State the law of conservation of angular momentum and explain it with the example of a girl sitting on a swivel chair.

(N/A) Law of Conservation of Angular Momentum: If the net external torque acting on a system is zero,the total angular momentum of the system remains constant.
Mathematical Derivation:
Angular momentum for rotational motion about a fixed axis is given by $\overrightarrow{L} = I \vec{\omega}$.
Differentiating with respect to time $t$ on both sides:
$\frac{d \overrightarrow{L}}{d t} = I \frac{d \vec{\omega}}{d t} = I \vec{\alpha} = \vec{\tau}$.

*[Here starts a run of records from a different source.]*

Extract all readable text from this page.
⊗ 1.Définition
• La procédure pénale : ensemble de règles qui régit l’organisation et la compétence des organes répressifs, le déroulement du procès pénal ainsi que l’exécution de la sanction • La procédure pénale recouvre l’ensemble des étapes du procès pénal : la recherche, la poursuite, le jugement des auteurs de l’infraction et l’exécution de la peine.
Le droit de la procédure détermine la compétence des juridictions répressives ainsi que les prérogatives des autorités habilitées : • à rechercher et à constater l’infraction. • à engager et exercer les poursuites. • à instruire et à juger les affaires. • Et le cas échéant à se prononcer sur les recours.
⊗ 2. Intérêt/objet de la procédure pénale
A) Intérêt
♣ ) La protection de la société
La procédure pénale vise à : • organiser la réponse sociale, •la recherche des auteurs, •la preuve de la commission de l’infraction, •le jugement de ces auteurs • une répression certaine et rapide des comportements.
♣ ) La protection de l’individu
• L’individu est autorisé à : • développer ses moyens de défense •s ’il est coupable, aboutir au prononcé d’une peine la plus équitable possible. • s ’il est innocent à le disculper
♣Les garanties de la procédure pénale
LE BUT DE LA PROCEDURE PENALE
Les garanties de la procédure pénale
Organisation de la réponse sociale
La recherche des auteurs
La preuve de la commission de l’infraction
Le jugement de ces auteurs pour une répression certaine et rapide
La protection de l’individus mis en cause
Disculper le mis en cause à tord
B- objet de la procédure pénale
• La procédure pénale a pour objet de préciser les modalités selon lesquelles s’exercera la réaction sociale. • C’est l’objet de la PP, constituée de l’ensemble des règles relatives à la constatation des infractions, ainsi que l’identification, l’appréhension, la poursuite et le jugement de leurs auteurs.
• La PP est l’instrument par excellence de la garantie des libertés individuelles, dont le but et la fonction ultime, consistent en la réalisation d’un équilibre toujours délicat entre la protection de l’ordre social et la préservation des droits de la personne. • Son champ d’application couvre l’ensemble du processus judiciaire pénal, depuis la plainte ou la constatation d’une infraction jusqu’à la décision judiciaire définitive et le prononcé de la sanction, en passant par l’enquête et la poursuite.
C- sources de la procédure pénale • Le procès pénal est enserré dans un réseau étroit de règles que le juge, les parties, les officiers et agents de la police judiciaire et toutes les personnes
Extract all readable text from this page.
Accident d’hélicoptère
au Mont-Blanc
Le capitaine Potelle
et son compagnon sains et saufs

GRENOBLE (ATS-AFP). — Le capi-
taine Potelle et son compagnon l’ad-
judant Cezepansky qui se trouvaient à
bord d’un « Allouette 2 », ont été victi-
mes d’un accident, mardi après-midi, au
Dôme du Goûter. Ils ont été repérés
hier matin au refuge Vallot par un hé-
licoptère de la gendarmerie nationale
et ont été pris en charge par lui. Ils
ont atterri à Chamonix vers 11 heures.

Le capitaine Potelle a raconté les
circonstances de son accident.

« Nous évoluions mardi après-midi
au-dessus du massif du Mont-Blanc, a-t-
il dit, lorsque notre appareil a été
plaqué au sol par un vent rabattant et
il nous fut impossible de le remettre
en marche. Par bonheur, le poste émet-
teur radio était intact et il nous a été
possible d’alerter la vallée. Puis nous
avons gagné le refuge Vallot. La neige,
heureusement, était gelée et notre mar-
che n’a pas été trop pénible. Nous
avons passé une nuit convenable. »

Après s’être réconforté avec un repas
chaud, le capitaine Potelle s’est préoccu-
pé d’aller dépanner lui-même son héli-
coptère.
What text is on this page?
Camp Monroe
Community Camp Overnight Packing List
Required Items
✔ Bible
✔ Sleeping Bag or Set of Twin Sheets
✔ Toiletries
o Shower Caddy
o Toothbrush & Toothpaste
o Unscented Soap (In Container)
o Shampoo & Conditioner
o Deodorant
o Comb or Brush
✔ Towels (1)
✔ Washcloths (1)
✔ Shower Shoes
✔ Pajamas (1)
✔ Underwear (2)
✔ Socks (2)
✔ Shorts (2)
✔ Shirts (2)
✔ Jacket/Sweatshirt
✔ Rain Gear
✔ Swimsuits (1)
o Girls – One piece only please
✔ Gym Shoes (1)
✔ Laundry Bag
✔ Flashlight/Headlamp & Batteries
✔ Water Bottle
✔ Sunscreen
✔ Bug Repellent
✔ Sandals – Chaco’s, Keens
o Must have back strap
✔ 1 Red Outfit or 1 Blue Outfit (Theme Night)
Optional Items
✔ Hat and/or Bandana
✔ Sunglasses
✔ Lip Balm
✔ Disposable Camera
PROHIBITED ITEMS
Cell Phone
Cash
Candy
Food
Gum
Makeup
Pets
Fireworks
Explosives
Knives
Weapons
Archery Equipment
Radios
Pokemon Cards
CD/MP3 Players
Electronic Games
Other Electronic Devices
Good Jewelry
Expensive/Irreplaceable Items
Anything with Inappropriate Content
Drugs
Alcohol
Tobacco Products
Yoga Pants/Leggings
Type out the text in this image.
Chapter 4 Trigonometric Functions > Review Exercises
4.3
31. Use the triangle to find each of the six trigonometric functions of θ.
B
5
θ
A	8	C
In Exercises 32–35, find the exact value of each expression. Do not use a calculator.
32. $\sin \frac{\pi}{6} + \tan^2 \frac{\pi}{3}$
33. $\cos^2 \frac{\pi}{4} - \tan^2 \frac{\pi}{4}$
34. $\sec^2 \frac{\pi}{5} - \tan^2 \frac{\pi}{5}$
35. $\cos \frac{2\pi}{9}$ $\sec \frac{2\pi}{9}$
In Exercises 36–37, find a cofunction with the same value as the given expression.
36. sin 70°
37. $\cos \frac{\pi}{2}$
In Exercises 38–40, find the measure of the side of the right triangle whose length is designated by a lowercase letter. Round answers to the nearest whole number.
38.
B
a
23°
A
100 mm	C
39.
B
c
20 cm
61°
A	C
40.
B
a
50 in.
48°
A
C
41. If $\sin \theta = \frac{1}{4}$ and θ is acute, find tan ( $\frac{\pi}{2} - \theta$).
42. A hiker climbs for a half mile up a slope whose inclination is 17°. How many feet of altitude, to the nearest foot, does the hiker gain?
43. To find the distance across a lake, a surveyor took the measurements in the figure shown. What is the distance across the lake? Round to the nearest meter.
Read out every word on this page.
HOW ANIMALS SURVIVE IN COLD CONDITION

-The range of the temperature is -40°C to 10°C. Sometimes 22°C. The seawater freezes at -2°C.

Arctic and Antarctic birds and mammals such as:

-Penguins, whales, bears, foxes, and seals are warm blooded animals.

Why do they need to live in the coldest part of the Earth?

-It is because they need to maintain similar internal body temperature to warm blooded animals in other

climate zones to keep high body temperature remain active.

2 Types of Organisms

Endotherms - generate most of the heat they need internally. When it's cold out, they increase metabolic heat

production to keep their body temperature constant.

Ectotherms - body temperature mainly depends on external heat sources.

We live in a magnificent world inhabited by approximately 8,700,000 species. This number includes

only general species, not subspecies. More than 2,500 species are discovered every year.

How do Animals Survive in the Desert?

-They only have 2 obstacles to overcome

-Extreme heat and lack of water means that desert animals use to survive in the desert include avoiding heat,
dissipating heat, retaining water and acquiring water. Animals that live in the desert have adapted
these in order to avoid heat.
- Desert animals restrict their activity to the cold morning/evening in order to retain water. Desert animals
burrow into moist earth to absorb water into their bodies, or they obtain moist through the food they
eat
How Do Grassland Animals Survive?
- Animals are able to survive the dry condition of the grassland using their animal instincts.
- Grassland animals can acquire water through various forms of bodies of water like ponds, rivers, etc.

If the external torque $\vec{\tau} = 0$,then $\frac{d \overrightarrow{L}}{d t} = 0$,which implies $\overrightarrow{L} = \text{constant}$.
Illustration:
Consider a girl sitting on a rotating swivel chair with her arms outstretched. Her moment of inertia is $I_1$ and angular velocity is $\omega_1$. When she pulls her arms inward,her moment of inertia decreases to $I_2$ (where $I_2 < I_1$). Since the external torque is zero,the angular momentum is conserved: $I_1 \omega_1 = I_2 \omega_2$. Because $I_2 < I_1$,it follows that $\omega_2 > \omega_1$. Thus,the angular speed of the girl increases when she folds her arms.